SecurityWatch asked the security experts at Cloudmark to flag and analyze an ongoing spam campaign. We take a look at the type of messages being sent and the infrastructure behind the operation used. This month, we look at an operation called “Com Spammers.”
The Com Spammer Operation
The Com Spammer operation specializes in work-from-home schemes, diet pills, and recently, a miracle anti-aging skin cream. The gang monetizes the email and SMS spam campaigns through victims who sign up to buy one of these products. In the case of the diet pills, which are mailed from a suburb of Atlanta, Georiga, victims are likely to find recurring two- or three-figure charges on their credit cards each month.
The Federal Trade Commission was able to shut down parts of the multi-million dollar work-from-home scam in mid-February, “but they are now back at their old tricks,” said Andrew Conway, a research analyst at Cloudmark. The gang had redirected the older work-from-home links to promote diet pills after the FTC action, but this side of the business appears to be back in action.
How the Operation Functions
This operation uses different domains as landing pages, which is not so unusual among spammers, but it’s worth noting that many of the domains begin with com_. This prefix makes it difficult for an average user to tell at a first glance if the domain is fake. For example, the link foxnews.com_ab12.net/new_diet.php looks as if it is a foxnews.com URL when it’s actually a com_ab12.net URL.
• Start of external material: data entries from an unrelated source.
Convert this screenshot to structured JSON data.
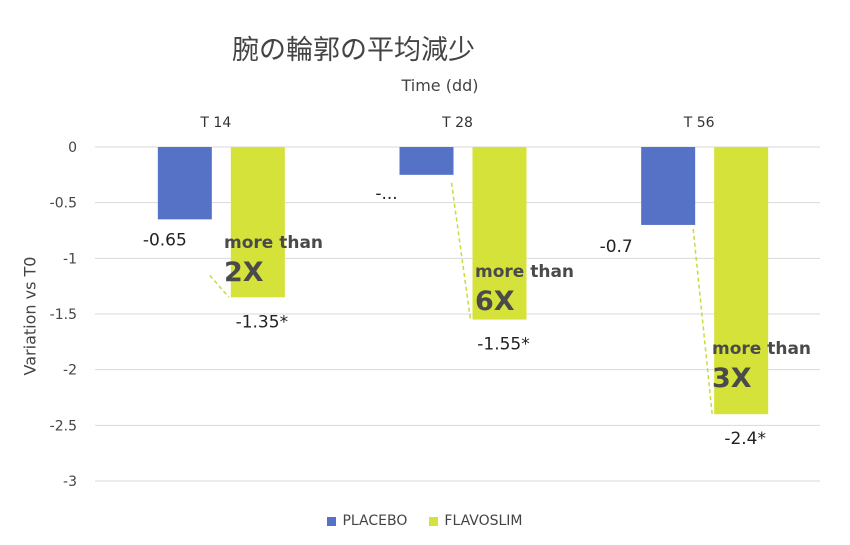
{
  "chart_data": {
    "type": "bar",
    "title": "腕の輪郭の平均減少",
    "xlabel": "Time (dd)",
    "ylabel": "Variation vs T0",
    "categories": [
      "T 14",
      "T 28",
      "T 56"
    ],
    "series": [
      {
        "name": "PLACEBO",
        "color": "#5572c6",
        "values": [
          -0.65,
          -0.25,
          -0.7
        ],
        "labels": [
          "-0.65",
          "-...",
          "-0.7"
        ]
      },
      {
        "name": "FLAVOSLIM",
        "color": "#d5e23a",
        "values": [
          -1.35,
          -1.55,
          -2.4
        ],
        "labels": [
          "-1.35*",
          "-1.55*",
          "-2.4*"
        ]
      }
    ],
    "yticks": [
      "0",
      "-0.5",
      "-1",
      "-1.5",
      "-2",
      "-2.5",
      "-3"
    ],
    "ylim": [
      -3,
      0
    ],
    "grid": true,
    "legend_position": "bottom",
    "annotations": [
      {
        "line1": "more than",
        "line2": "2X"
      },
      {
        "line1": "more than",
        "line2": "6X"
      },
      {
        "line1": "more than",
        "line2": "3X"
      }
    ],
    "connector_color": "#cbd93a"
  }
}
The spammers are registering these sites at the rate of twenty or more a day.
While the messages may include the actual URL of the landing page, many of them rely on an intermediate link. That could mean a link from a URL shortener such as bit.ly, or a link to a website that would redirect the user on to the landing page. The group has over 4,300 compromised Web servers used to redirect users to the main landing pages, Cloudmark said.
An Affiliate Program Structure
Com Spammer is structured as an affiliate program, with tiers of individuals dedicated to specific tasks. The first level has independent spammers who send out spam messages, often via botnets. The next level includes those responsible for setting up and maintaining the landing pages, which may look like news or magazine sites. The third tier consists of the people whose job it is to extract as much money as possible from the victims who visit the landing pages.
“It looks like someone had picked up the slack in monetizing this spam. We hope that people are now more aware of this and don’t fall victim to it,” Conway said.
SecurityWatch will be working with Cloudmark on a monthly basis to analyze more spam and phishing campaigns. Next month, we look at mobile spam.